I'm trying to use SimpleTransformers default setup to do multi-task learning.
I am using the example from their website here
The code looks like below:
import logging
import pandas as pd
from simpletransformers.t5 import T5Model, T5Args
logging.basicConfig(level=logging.INFO)
transformers_logger = logging.getLogger("transformers")
transformers_logger.setLevel(logging.WARNING)
train_data = [
["binary classification", "Anakin was Luke's father" , 1],
["binary classification", "Luke was a Sith Lord" , 0],
["generate question", "Star Wars is an American epic space-opera media franchise created by George Lucas, which began with the eponymous 1977 film and quickly became a worldwide pop-culture phenomenon", "Who created the Star Wars franchise?"],
["generate question", "Anakin was Luke's father" , "Who was Luke's father?"],
]
train_df = pd.DataFrame(train_data)
train_df.columns = ["prefix", "input_text", "target_text"]
eval_data = [
["binary classification", "Leia was Luke's sister" , 1],
["binary classification", "Han was a Sith Lord" , 0],
["generate question", "In 2020, the Star Wars franchise's total value was estimated at US$70 billion, and it is currently the fifth-highest-grossing media franchise of all time.", "What is the total value of the Star Wars franchise?"],
["generate question", "Leia was Luke's sister" , "Who was Luke's sister?"],
]
eval_df = pd.DataFrame(eval_data)
eval_df.columns = ["prefix", "input_text", "target_text"]
model_args = T5Args()
model_args.num_train_epochs = 200
model_args.no_save = True
model_args.evaluate_generated_text = False
model_args.evaluate_during_training = False
model_args.evaluate_during_training_verbose = False
model_args.use_multiprocessing = False
model_args.use_multiprocessing_for_evaluation = False
model = T5Model("t5", "t5-base", args=model_args)
def count_matches(labels, preds):
print(labels)
print(preds)
return sum([1 if label == pred else 0 for label, pred in zip(labels, preds)])
model.train_model(train_df, show_running_loss=True)

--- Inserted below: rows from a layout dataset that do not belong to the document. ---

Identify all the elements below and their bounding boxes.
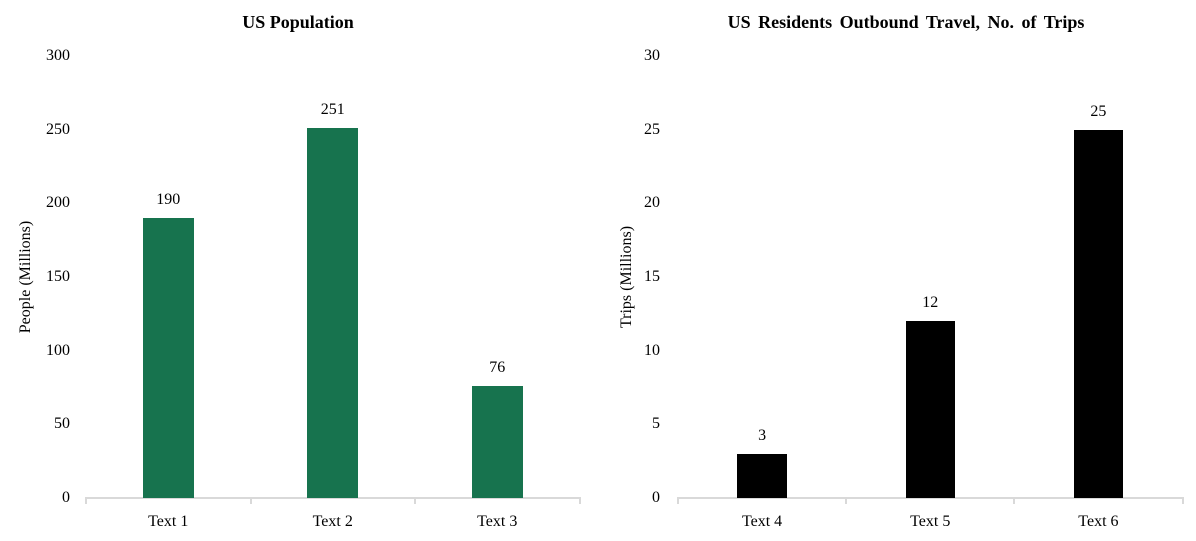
bar (1073, 129, 1124, 498)
x-axis-tick-mark (85, 497, 87, 504)
bar (471, 386, 523, 498)
x-axis-tick-mark (249, 497, 252, 504)
x-axis-line (86, 497, 580, 499)
chart-title: US Residents Outbound Travel, No. of Tri… (727, 12, 1085, 32)
bar (307, 128, 359, 498)
x-axis-tick-mark (677, 497, 679, 504)
x-category-label: Text 4 (741, 513, 783, 530)
x-category-label: Text 3 (477, 513, 518, 530)
y-axis-tick-label: 0 (652, 489, 660, 506)
y-axis-tick-label: 20 (644, 194, 660, 212)
x-category-label: Text 1 (148, 513, 189, 530)
chart-title: US Population (242, 12, 354, 32)
x-category-label: Text 5 (910, 513, 951, 530)
bar-value-label: 190 (156, 191, 181, 209)
x-axis-tick-mark (1013, 497, 1016, 504)
bar-value-label: 251 (320, 101, 345, 119)
y-axis-tick-label: 150 (46, 268, 70, 285)
x-axis-tick-mark (578, 497, 581, 504)
y-axis-tick-label: 250 (46, 120, 70, 138)
bar-value-label: 12 (922, 294, 939, 312)
y-axis-tick-label: 10 (644, 341, 660, 359)
y-axis-tick-label: 50 (54, 415, 70, 433)
y-axis-tick-label: 25 (644, 120, 660, 138)
y-axis-tick-label: 0 (62, 489, 70, 506)
y-axis-tick-label: 30 (644, 47, 660, 64)
y-axis-tick-label: 100 (46, 341, 70, 359)
bar-value-label: 76 (489, 359, 506, 377)
x-axis-tick-mark (1181, 497, 1184, 504)
bar (142, 218, 194, 498)
y-axis-tick-label: 200 (46, 194, 70, 212)
x-axis-tick-mark (845, 497, 848, 504)
x-axis-tick-mark (414, 497, 416, 504)
x-category-label: Text 6 (1078, 513, 1119, 530)
bar (905, 321, 955, 498)
bar-value-label: 25 (1090, 102, 1107, 120)
bar-value-label: 3 (758, 426, 767, 444)
x-category-label: Text 2 (312, 513, 353, 530)
y-axis-tick-label: 5 (652, 415, 660, 433)
y-axis-tick-label: 15 (644, 268, 660, 285)
y-axis-tick-label: 300 (46, 47, 70, 64)
x-axis-line (678, 497, 1183, 499)
bar (737, 453, 787, 498)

I'm not even using the eval_df
(though I plan on using it in my real code) at the moment because it wasn't setup properly in their code. In this super simple setup I would think that the library would just work. However after trying on two systems (one Windows, one Linux, both latest version of SimpleTransformers) I get the following error:
File "C:\Users\name\AppData\Local\Programs\Python\Python38\lib\site-packages\simpletransformers\t5\t5_utils.py", line 175, in <listcomp>
preprocess_data(d) for d in tqdm(data, disable=args.silent)
File "C:\Users\name\AppData\Local\Programs\Python\Python38\lib\site-packages\simpletransformers\t5\t5_utils.py", line 81, in preprocess_data
batch = tokenizer.prepare_seq2seq_batch(
File "C:\Users\name\AppData\Local\Programs\Python\Python38\lib\site-packages\transformers\tokenization_utils_base.py", line 3282, in prepare_seq2seq_batch
labels = self(
File "C:\Users\name\AppData\Local\Programs\Python\Python38\lib\site-packages\transformers\tokenization_utils_base.py", line 2262, in __call__
raise ValueError(
ValueError: text input must of type `str` (single example), `List[str]` (batch or single pretokenized example) or `List[List[str]]` (batch of pretokenized examples).
I'm using the exact setup and all of the input DataFrames
have strings in them.
Can anyone help figure out why this basic setup fails? Thanks.